I gave APSAC once back in 1990 and since then have fought to get lysis on the road for us paramedics. So it may come as a bit of a surprise to everyone, after fighting for this drug to be avaialbe to people such as myself, to hear little 'ol me saying that I would prefer to see patients not recieving prehospital fibrinolytics and bypassing local A&E depts in favour of the cath labs.I have seen how they work the system in Seattle and they go straight to cath labs. The only people they do not lyse are those too big to get into the cath labs.

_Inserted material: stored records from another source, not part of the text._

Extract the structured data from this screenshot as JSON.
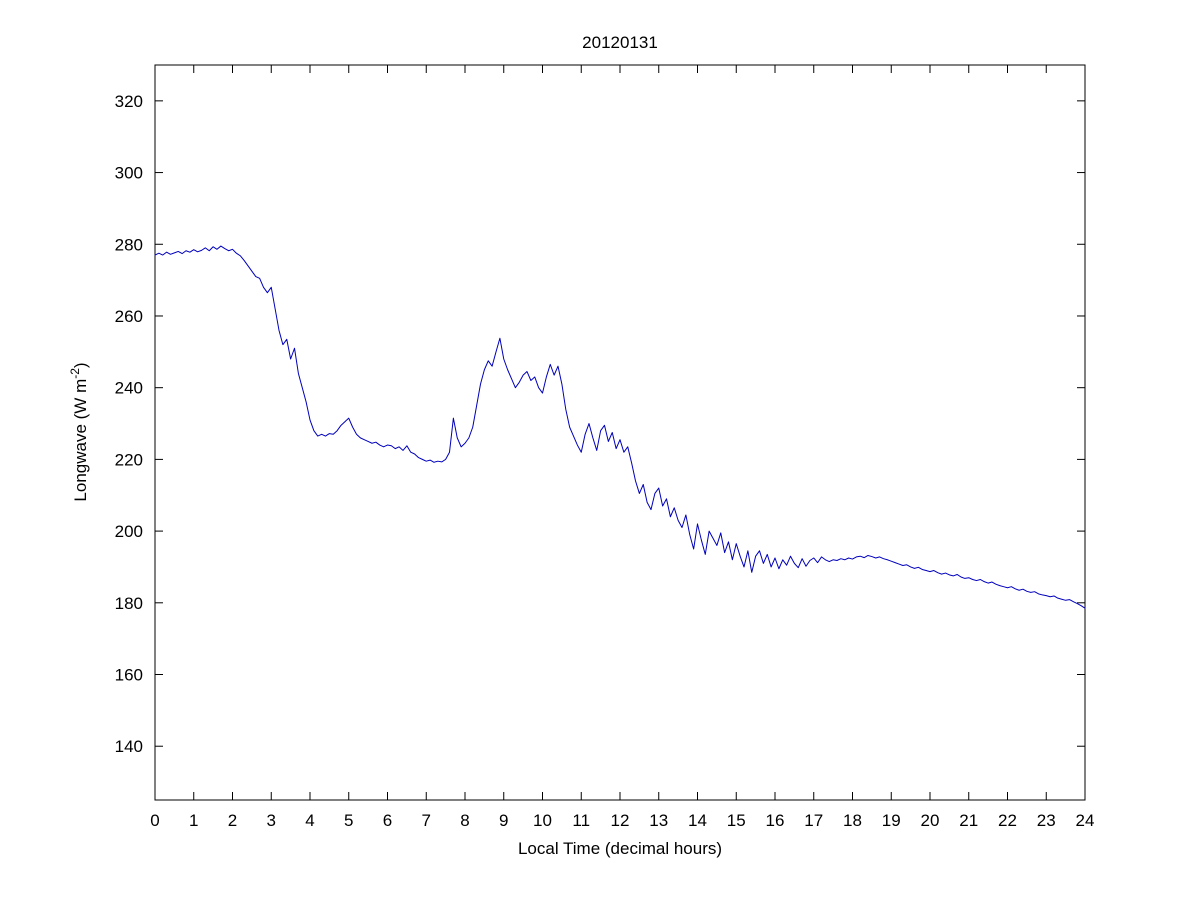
{
  "chart_data": {
    "type": "line",
    "title": "20120131",
    "xlabel": "Local Time (decimal hours)",
    "ylabel": {
      "pre": "Longwave (W m",
      "sup": "-2",
      "post": ")"
    },
    "xlim": [
      0,
      24
    ],
    "ylim": [
      125,
      330
    ],
    "xticks": [
      0,
      1,
      2,
      3,
      4,
      5,
      6,
      7,
      8,
      9,
      10,
      11,
      12,
      13,
      14,
      15,
      16,
      17,
      18,
      19,
      20,
      21,
      22,
      23,
      24
    ],
    "yticks": [
      140,
      160,
      180,
      200,
      220,
      240,
      260,
      280,
      300,
      320
    ],
    "grid": false,
    "legend": null,
    "line_color": "#0000BB",
    "axis_color": "#000000",
    "background_color": "#ffffff",
    "series": [
      {
        "name": "longwave",
        "x_start": 0,
        "x_step": 0.1,
        "values": [
          277,
          277.5,
          277,
          277.8,
          277.2,
          277.6,
          278,
          277.4,
          278.2,
          277.8,
          278.5,
          277.9,
          278.3,
          279,
          278.2,
          279.3,
          278.6,
          279.5,
          278.8,
          278.2,
          278.6,
          277.5,
          276.8,
          275.5,
          274,
          272.5,
          271,
          270.5,
          268,
          266.5,
          268,
          262,
          256,
          252,
          253.5,
          248,
          251,
          244,
          240,
          236,
          231,
          228,
          226.5,
          227,
          226.5,
          227.2,
          227,
          228,
          229.5,
          230.5,
          231.5,
          229,
          227,
          226,
          225.5,
          225,
          224.5,
          224.8,
          224,
          223.5,
          224,
          223.8,
          223,
          223.5,
          222.5,
          223.8,
          222,
          221.5,
          220.5,
          220,
          219.5,
          219.8,
          219.2,
          219.5,
          219.3,
          220,
          222,
          231.5,
          226,
          223.5,
          224.5,
          226,
          229,
          235,
          241,
          245,
          247.5,
          246,
          250,
          253.8,
          248,
          245,
          242.5,
          240,
          241.5,
          243.5,
          244.5,
          242,
          243,
          240,
          238.5,
          243,
          246.5,
          243.5,
          246,
          241,
          234,
          229,
          226.5,
          224,
          222,
          227,
          230,
          226,
          222.5,
          228,
          229.5,
          225,
          227.5,
          223,
          225.5,
          222,
          223.5,
          219,
          214,
          210.5,
          213,
          208,
          206,
          210.5,
          212,
          207,
          209,
          204,
          206.5,
          203,
          201,
          204.5,
          199,
          195,
          202,
          197.5,
          193.5,
          200,
          198,
          196,
          199.5,
          194,
          197,
          192,
          196.5,
          193,
          190,
          194.5,
          188.5,
          193,
          194.5,
          191,
          193.5,
          190,
          192.5,
          189.5,
          192,
          190.5,
          193,
          191,
          189.8,
          192.3,
          190.2,
          191.8,
          192.5,
          191.2,
          192.8,
          192,
          191.5,
          192,
          191.8,
          192.3,
          192,
          192.5,
          192.2,
          192.8,
          193,
          192.6,
          193.2,
          192.9,
          192.5,
          192.8,
          192.3,
          192,
          191.6,
          191.2,
          190.8,
          190.4,
          190.6,
          190,
          189.6,
          189.9,
          189.3,
          189,
          188.7,
          189,
          188.4,
          188,
          188.3,
          187.8,
          187.5,
          187.9,
          187.2,
          186.8,
          187,
          186.5,
          186.2,
          186.5,
          185.9,
          185.5,
          185.8,
          185.2,
          184.8,
          184.5,
          184.2,
          184.5,
          183.9,
          183.5,
          183.8,
          183.2,
          182.9,
          183.1,
          182.5,
          182.2,
          182,
          181.7,
          181.9,
          181.3,
          181,
          180.7,
          180.9,
          180.3,
          179.8,
          179.2,
          178.5
        ]
      }
    ]
  }
}
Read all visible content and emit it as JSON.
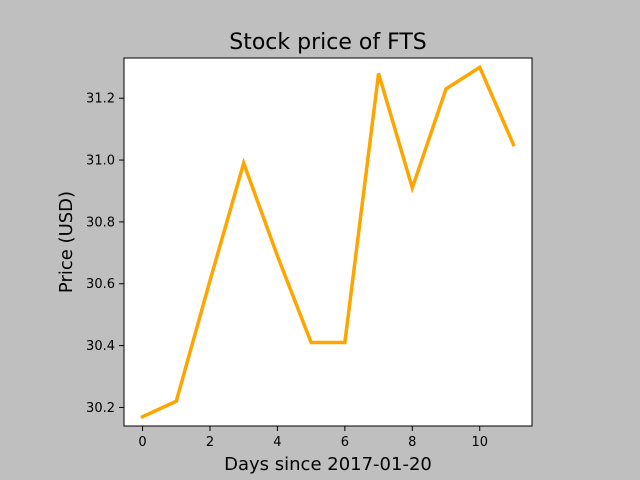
{
  "chart_data": {
    "type": "line",
    "title": "Stock price of FTS",
    "xlabel": "Days since 2017-01-20",
    "ylabel": "Price (USD)",
    "x": [
      0,
      1,
      2,
      3,
      4,
      5,
      6,
      7,
      8,
      9,
      10,
      11
    ],
    "series": [
      {
        "values": [
          30.17,
          30.22,
          30.61,
          30.99,
          30.69,
          30.41,
          30.41,
          31.28,
          30.91,
          31.23,
          31.3,
          31.05
        ],
        "color": "#ffa500"
      }
    ],
    "xlim": [
      -0.55,
      11.55
    ],
    "ylim": [
      30.14,
      31.33
    ],
    "xticks": [
      "0",
      "2",
      "4",
      "6",
      "8",
      "10"
    ],
    "yticks": [
      "30.2",
      "30.4",
      "30.6",
      "30.8",
      "31.0",
      "31.2"
    ],
    "grid": false,
    "colors": {
      "figure_background": "#bfbfbf",
      "plot_background": "#ffffff",
      "line": "#ffa500"
    }
  }
}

The number of patients who will be eligible for prehospital thrombolysis will be minimal. I have been applying the questionnaire that JRCALC has put forward in one form or another since the late 1980's (pre-JRCALC recommendations) and this year only 2 people have been eligible.

Door to needle times in some hospitals are still not wonderful. To my knowledge (anecdotal) the local hospital I run into still has door to needle times in excess of 30 - 45 minutes unless the patient is fortunate enough to be met by Doc who are switched on. The wasted time (if you could call it that) could possibly be better spent delivering the patient to definive mechaincal care - cath labs.

I believe the way forward should be...
All patient to go to central unit with cardiac specialties (PTCA). If the patient fits the paramedic format for lysis and is out in the sticks, then Reteplase would be administered as this doesn't preclude the patient from mechanical interventions.

If they are outside the scope for PHT by paramedics i.e. recent surgery, known active bleed etc then I believe it is an even greater indication to take the patient to cardiac specialties.

If most of the MI patients go to one very good unit instead of many mediocre units then there will be the volume of patients required to justify 24/7 PTCA.

There is obviously one very big down side to all of this. If in the extra 15 - 20 minute running time suggests that the patients condition will dramatically deteriorate en-route then bypassing the local A&E unit may not be the best course of action.
The other possibility is helicopter transport in. I know we only use these birds to get trauma in but is there any negative evidence to suggest why they cannot be used for AMIs. Theoretically it will increase stress - or will it??